I noticed how much the screen alters perception. It's a bizarre 2d world. Completely unreal. We evolved to live in our bodies interacting with objects, but instead we end up glued to pathetic little screens, addicted to "information".

2 comments

As an American, I traveled in northern India for three months in 2004, two of them sedentary in Mcleod Ganj. It still resonates both from the contrast of India itself, but also in how I was able to happily fill my days without screens and fill them with friendly people. I'd amble around with my legs not unlike the way I amble around the Internet today. I'd 'waste' a half hour hanging out with strangers over metal cups of chai.

At the time, I had a Palm Tungsten and a foldup portable keyboard and would every day or so write a blog post on it. I'd send it out by putting its card (SD?) onto a USB adapter, dragging that to a slooooow Internet cafe where I'd hope I could connect to my Movable Type (Gatsby before there was reasonable JavaScript). If it didn't connect, no bigs.
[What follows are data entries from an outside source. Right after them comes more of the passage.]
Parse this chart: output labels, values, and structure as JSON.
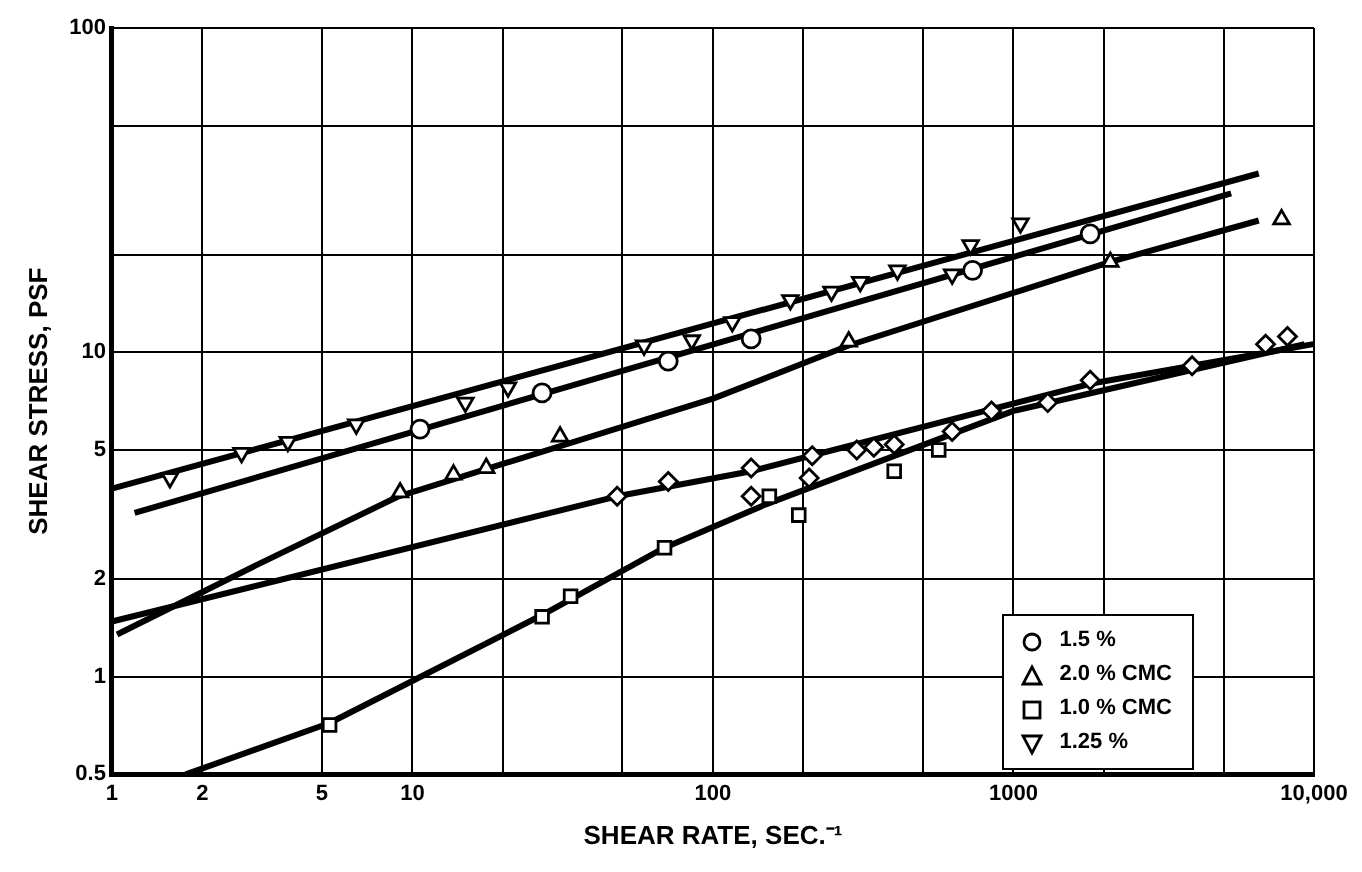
{
  "chart_data": {
    "type": "scatter",
    "xlabel": "SHEAR RATE, SEC.⁻¹",
    "ylabel": "SHEAR STRESS, PSF",
    "log": "xy",
    "grid": true,
    "legend": "bottom right",
    "xlim": [
      1,
      10000
    ],
    "ylim": [
      0.5,
      100
    ],
    "xticks": [
      1,
      2,
      5,
      10,
      {
        "value": 20,
        "label": null
      },
      {
        "value": 50,
        "label": null
      },
      100,
      {
        "value": 200,
        "label": null
      },
      {
        "value": 500,
        "label": null
      },
      1000,
      {
        "value": 2000,
        "label": null
      },
      {
        "value": 5000,
        "label": null
      },
      {
        "value": 10000,
        "label": "10,000"
      }
    ],
    "yticks": [
      0.5,
      1,
      2,
      5,
      10,
      {
        "value": 20,
        "label": null
      },
      {
        "value": 50,
        "label": null
      },
      100
    ],
    "series": [
      {
        "name": "1.5 %",
        "type": "scatter",
        "marker": "circle",
        "color": "#000000",
        "x": [
          10.6,
          27,
          71,
          134,
          731,
          1800
        ],
        "values": [
          5.8,
          7.5,
          9.4,
          11.0,
          17.9,
          23.2
        ]
      },
      {
        "name": "2.0 % CMC",
        "type": "scatter",
        "marker": "triangle",
        "color": "#000000",
        "x": [
          9.1,
          13.7,
          17.6,
          31,
          283,
          2100,
          7800
        ],
        "values": [
          3.7,
          4.2,
          4.4,
          5.5,
          10.8,
          19,
          25.7
        ]
      },
      {
        "name": "1.0 % CMC",
        "type": "scatter",
        "marker": "square",
        "color": "#000000",
        "x": [
          5.3,
          27,
          33.6,
          69,
          154,
          193,
          401,
          564
        ],
        "values": [
          0.71,
          1.53,
          1.77,
          2.5,
          3.6,
          3.15,
          4.3,
          5.0
        ]
      },
      {
        "name": "1.25 %",
        "type": "scatter",
        "marker": "triangle-down",
        "color": "#000000",
        "x": [
          1.56,
          2.7,
          3.85,
          6.5,
          15,
          20.8,
          59,
          85,
          116,
          181,
          248,
          309,
          411,
          625,
          720,
          1055
        ],
        "values": [
          4.1,
          4.9,
          5.3,
          6.0,
          7.0,
          7.8,
          10.5,
          10.9,
          12.4,
          14.5,
          15.4,
          16.5,
          17.9,
          17.4,
          21.4,
          25
        ]
      },
      {
        "type": "scatter",
        "marker": "diamond",
        "color": "#000000",
        "x": [
          48,
          71,
          134,
          134,
          209,
          214,
          301,
          343,
          401,
          625,
          845,
          1300,
          1800,
          3930,
          6900,
          8160
        ],
        "values": [
          3.6,
          4.0,
          4.4,
          3.6,
          4.1,
          4.8,
          5.0,
          5.1,
          5.2,
          5.7,
          6.6,
          7.0,
          8.2,
          9.1,
          10.6,
          11.2
        ]
      },
      {
        "type": "line",
        "marker": "none",
        "color": "#000000",
        "x": [
          1,
          6550
        ],
        "values": [
          3.8,
          35.6
        ]
      },
      {
        "type": "line",
        "marker": "none",
        "color": "#000000",
        "x": [
          1.19,
          5300
        ],
        "values": [
          3.2,
          30.9
        ]
      },
      {
        "type": "line",
        "marker": "none",
        "color": "#000000",
        "x": [
          1.04,
          3,
          9,
          100,
          283,
          2100,
          6550
        ],
        "values": [
          1.35,
          2.2,
          3.6,
          7.2,
          10.5,
          19,
          25.5
        ]
      },
      {
        "type": "line",
        "marker": "none",
        "color": "#000000",
        "x": [
          1.76,
          5.3,
          27,
          69,
          150,
          1000,
          9300
        ],
        "values": [
          0.5,
          0.72,
          1.55,
          2.5,
          3.4,
          6.6,
          10.6
        ]
      },
      {
        "type": "line",
        "marker": "none",
        "color": "#000000",
        "x": [
          1,
          48,
          134,
          1800,
          9950
        ],
        "values": [
          1.48,
          3.6,
          4.3,
          8.0,
          10.6
        ]
      }
    ]
  }
}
It might have been the peak happiness of my relationship with the Internet. Just enough.

I got my invite to Facebook a year later.

I was up there for a month or two and did Vipassana there in 2003. It was wonderful. I met many very interesting people.

The town was already overpopulated for its size, but these days I hear it's really extreme. I talked to somebody who was born and grew up there. He said that now there are so many hotels and concrete developments all over the hills. It's just a mess.

I can only imagine. As if _where we are_ is a living thing as well.

I remember at the time there was a bend in the road where you'd face the beautiful Himalaya across the valley, but if you looked down the near embankment you'd see where all the bajillions of plastic water bottles were disposed of for a town that didn't (yet?) have a plan for them. Only tourists such as myself drank them.

Was there and in nearby places a year ago, and it's the same story that happened to Manali and now Kasol. The interesting culture and crowd move somewhere, it becomes a hub, it becomes overly crowded, and people move again.
It feels to me that the screen almost becomes perception after heavy usage. Like navigating a device and the apps within it becomes just another part of the world that we can interact with. And when we use a device we can go almost instantly from a thought to executing that thought by opening an app, making a google search etc. So it's almost as if the fact that things "lag" in the physical world, that it requires us to move and force things and use energy to action things is a positive. That friction between thought and outcome maybe is something that we need.
"Every extension of mankind, especially technological extensions, have the effect of amputating or modifying some other extension." - Marshall McLuhan

I don't deny our new super powers, but you have to take a break to let the perceptual system reset (eyes, feeling, smell, intuition). This is what is getting amputated. We don't realize it because we are stuffing our visual channel with information.

Much of this gives the impression we are powerful, but it's just overloading the circuitry. It's like primitive humans getting sudden access to salt sugar and fat and just gorging themselves.